Among them, the craftsmanship. The pacing, editing, character development and visuals are as slick as they come - there is no moment here that feels overlong or wasted. Except for one flaw - the film's framing device of the cursed book - no part of the storytelling feels rushed or incomplete.
There is no overtly romantic subplot, for example, the standard way to make the female protagonist more relatable and therefore make her more worthy of saving when the chips are down.
The device of the forbidden journal that makes real the horrific tales written into it feels clunky and is the film's flaw in execution.

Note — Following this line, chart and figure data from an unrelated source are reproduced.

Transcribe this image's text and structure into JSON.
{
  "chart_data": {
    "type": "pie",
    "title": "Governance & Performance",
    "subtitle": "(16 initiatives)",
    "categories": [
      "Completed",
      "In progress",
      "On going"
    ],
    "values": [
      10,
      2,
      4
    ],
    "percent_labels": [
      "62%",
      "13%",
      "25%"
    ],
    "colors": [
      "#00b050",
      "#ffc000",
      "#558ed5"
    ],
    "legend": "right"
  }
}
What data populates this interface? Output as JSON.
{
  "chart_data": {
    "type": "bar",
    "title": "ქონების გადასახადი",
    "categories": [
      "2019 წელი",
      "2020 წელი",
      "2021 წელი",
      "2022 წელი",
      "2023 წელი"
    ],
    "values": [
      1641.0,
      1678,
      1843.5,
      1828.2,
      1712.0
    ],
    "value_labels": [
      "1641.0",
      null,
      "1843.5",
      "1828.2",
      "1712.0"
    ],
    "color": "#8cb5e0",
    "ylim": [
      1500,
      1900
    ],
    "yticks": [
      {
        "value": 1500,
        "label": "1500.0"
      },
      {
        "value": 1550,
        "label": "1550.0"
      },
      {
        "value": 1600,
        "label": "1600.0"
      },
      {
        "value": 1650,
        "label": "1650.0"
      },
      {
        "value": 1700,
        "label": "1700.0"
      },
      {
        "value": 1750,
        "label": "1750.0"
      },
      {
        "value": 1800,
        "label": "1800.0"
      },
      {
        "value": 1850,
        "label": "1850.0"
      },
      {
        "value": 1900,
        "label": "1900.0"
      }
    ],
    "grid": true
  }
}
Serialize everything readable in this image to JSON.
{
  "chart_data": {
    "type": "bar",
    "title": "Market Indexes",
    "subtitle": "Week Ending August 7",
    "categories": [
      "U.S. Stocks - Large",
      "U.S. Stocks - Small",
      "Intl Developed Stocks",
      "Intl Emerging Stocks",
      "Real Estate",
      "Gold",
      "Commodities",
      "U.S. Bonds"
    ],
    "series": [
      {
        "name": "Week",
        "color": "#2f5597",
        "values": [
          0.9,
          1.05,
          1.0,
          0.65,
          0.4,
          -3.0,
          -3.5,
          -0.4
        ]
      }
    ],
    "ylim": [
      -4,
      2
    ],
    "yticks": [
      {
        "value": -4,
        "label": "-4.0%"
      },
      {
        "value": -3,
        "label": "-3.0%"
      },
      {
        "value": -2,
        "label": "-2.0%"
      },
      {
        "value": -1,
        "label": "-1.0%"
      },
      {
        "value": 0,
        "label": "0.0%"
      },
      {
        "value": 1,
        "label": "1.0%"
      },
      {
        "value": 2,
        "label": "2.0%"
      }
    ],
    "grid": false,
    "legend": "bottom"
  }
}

Presumably, the film's creators needed to condense the book series' short spine-chillers into a single, longer horror fest.
But that can be forgiven because of the thought and care that have gone into the creature effects.
Talk about value for money. Because of the specific nature of the curse, which has to do with the art of the horror tale itself, a menagerie of beasties come after the townsfolk.
REVIEW / HORROR ADVENTURE
SCARY STORIES TO TELL IN THE DARK (NC16)
108 minutes/Opens today/4 Stars
The story: In 1968, Stella (Zoe Margaret Colletti), Auggie (Gabriel Rush) and Chuck (Austin Zajur) are three teens who, because of a Halloween prank gone awry, run into stranger Ramon (Michael Garza). For thrills, the four visit the long-abandoned Bellows mansion. Stella finds and takes away a book, an act that will bring a curse on all townspeople, including the kids. Based on the children's book series of the same name.
Norwegian director Andre Ovredal, perhaps under the influence of Oscar-winning producer Guillermo del Toro (The Shape Of Water, 2017), believes in the goosebump-raising power of stillness.
The camera lingers on the uncanny faces and physiques of the creatures, giving the viewer time to feel the chills. That patience has largely vanished from most Hollywood horror flicks, which are now fixated on bathing everything in buckets of blood and slime and twitchy monsters that move at hyperspeed.
Here, each exquisitely visualised night creature is tied to a simple, specific phobia - of spiders, human-sized statues, arm and leg joints swinging in the wrong direction - and the result is a kids' adventure thriller that does not compromise on scares.